We also pass on knowledge to teachers and work in laboratories to give them hands-on experience of protection devices. This approach is particularly effective in a country like Brazil.
Action to reach and teach informal electricians
To reach informal, unskilled electricians, stakeholders across the continent have formed associations to teach them the basic dangers of electricity. We, for example, recently toured Brazil organizing events and training courses to raise awareness and understanding among more
than 3,000 informal. With the fundamentals under their belt, some then sought out further, more advanced knowledge. That is when it becomes possible to start talking about safety equipment like residual current devices.
But when we do broach the subject of protective equipment like residual current devices, some informal electricians raise the objection of cost. Our response? “What about the cost of human life, then?” We find that they are more receptive to such thinking after their basic training in the dangers of electricity. And we can then vaunt the residual current device’s other merits – an easily installed single product for failsafe electrical protection.
Today just 20% of installations are safe
Actually, the first step in reaching out to informal electricians is a general one: make it simpler to register formally by cutting the red tape and cost. As soon as you are a formally registered official contractor, you are bound by law to install RCDs in new installations. And you can may pass on the safety message to your former coworkers still in the informal economy.
However, only 15-20% of installations are the work of you official contractors today. Does that mean that only 15-20% of the electrical installations are safe?
In the meantime, building awareness is the key. If consumers and you, as electricity professionals, all thought about the dangers of electricity for one minute a day, electric shocks and electrocution would be drastically reduced. Of that I am sure.
Conversation
SE Brazil has a huge relationship site SENAI through BIBOP program.

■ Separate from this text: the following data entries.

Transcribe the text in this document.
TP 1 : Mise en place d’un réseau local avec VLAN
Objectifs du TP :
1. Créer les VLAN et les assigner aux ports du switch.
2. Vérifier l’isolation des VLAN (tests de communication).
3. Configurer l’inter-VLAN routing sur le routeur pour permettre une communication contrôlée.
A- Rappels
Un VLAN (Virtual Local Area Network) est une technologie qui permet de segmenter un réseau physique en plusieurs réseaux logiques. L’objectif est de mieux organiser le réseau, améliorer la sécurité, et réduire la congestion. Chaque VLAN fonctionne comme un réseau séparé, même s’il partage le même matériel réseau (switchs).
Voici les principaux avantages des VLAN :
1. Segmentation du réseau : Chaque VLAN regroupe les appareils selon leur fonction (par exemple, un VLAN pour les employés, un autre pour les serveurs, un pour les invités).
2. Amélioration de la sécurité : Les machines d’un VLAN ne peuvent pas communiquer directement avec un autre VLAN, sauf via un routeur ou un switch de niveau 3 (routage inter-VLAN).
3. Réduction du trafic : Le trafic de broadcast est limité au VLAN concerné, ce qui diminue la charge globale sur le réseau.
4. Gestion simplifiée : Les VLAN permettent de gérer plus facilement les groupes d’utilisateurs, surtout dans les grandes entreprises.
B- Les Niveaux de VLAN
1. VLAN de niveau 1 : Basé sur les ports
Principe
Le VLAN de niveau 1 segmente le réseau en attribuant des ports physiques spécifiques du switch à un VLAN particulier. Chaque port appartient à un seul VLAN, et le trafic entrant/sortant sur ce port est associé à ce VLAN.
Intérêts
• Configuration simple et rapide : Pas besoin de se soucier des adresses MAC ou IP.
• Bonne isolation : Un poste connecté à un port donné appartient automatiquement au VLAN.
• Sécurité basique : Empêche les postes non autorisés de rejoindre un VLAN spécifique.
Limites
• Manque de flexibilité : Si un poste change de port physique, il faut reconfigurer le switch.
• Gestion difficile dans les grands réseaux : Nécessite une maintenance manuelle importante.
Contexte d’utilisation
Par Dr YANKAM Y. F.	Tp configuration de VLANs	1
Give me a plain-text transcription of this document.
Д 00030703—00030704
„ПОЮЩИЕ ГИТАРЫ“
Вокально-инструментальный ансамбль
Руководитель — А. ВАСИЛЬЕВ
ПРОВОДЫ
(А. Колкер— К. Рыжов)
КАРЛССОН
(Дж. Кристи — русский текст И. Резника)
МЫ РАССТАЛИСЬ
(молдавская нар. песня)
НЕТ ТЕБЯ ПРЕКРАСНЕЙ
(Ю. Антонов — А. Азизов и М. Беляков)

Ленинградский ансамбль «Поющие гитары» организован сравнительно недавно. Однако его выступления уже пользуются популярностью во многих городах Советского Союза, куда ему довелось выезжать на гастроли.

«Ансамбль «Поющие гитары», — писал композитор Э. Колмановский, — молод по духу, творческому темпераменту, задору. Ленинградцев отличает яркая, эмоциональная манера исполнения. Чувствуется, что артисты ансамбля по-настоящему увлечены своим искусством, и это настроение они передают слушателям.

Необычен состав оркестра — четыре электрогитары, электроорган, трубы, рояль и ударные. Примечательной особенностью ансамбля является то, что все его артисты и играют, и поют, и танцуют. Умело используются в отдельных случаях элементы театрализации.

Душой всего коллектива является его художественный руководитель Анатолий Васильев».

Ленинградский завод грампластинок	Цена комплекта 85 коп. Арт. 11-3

Let us hope that people continue to educate themselves and remain aware of the dangers of electrocution.
Very good article. Having spent time teaching in South America, this is still the case as late as mid-2017. Lack of communication of electrical hazards, injuries, and fatalities exists because of fear of reprisal if reported, either to the employee or to the company. Things are kept hush-hush, and in the meantime, workers suffer. Although released in 2013, I just found your article. It certainly still applies today!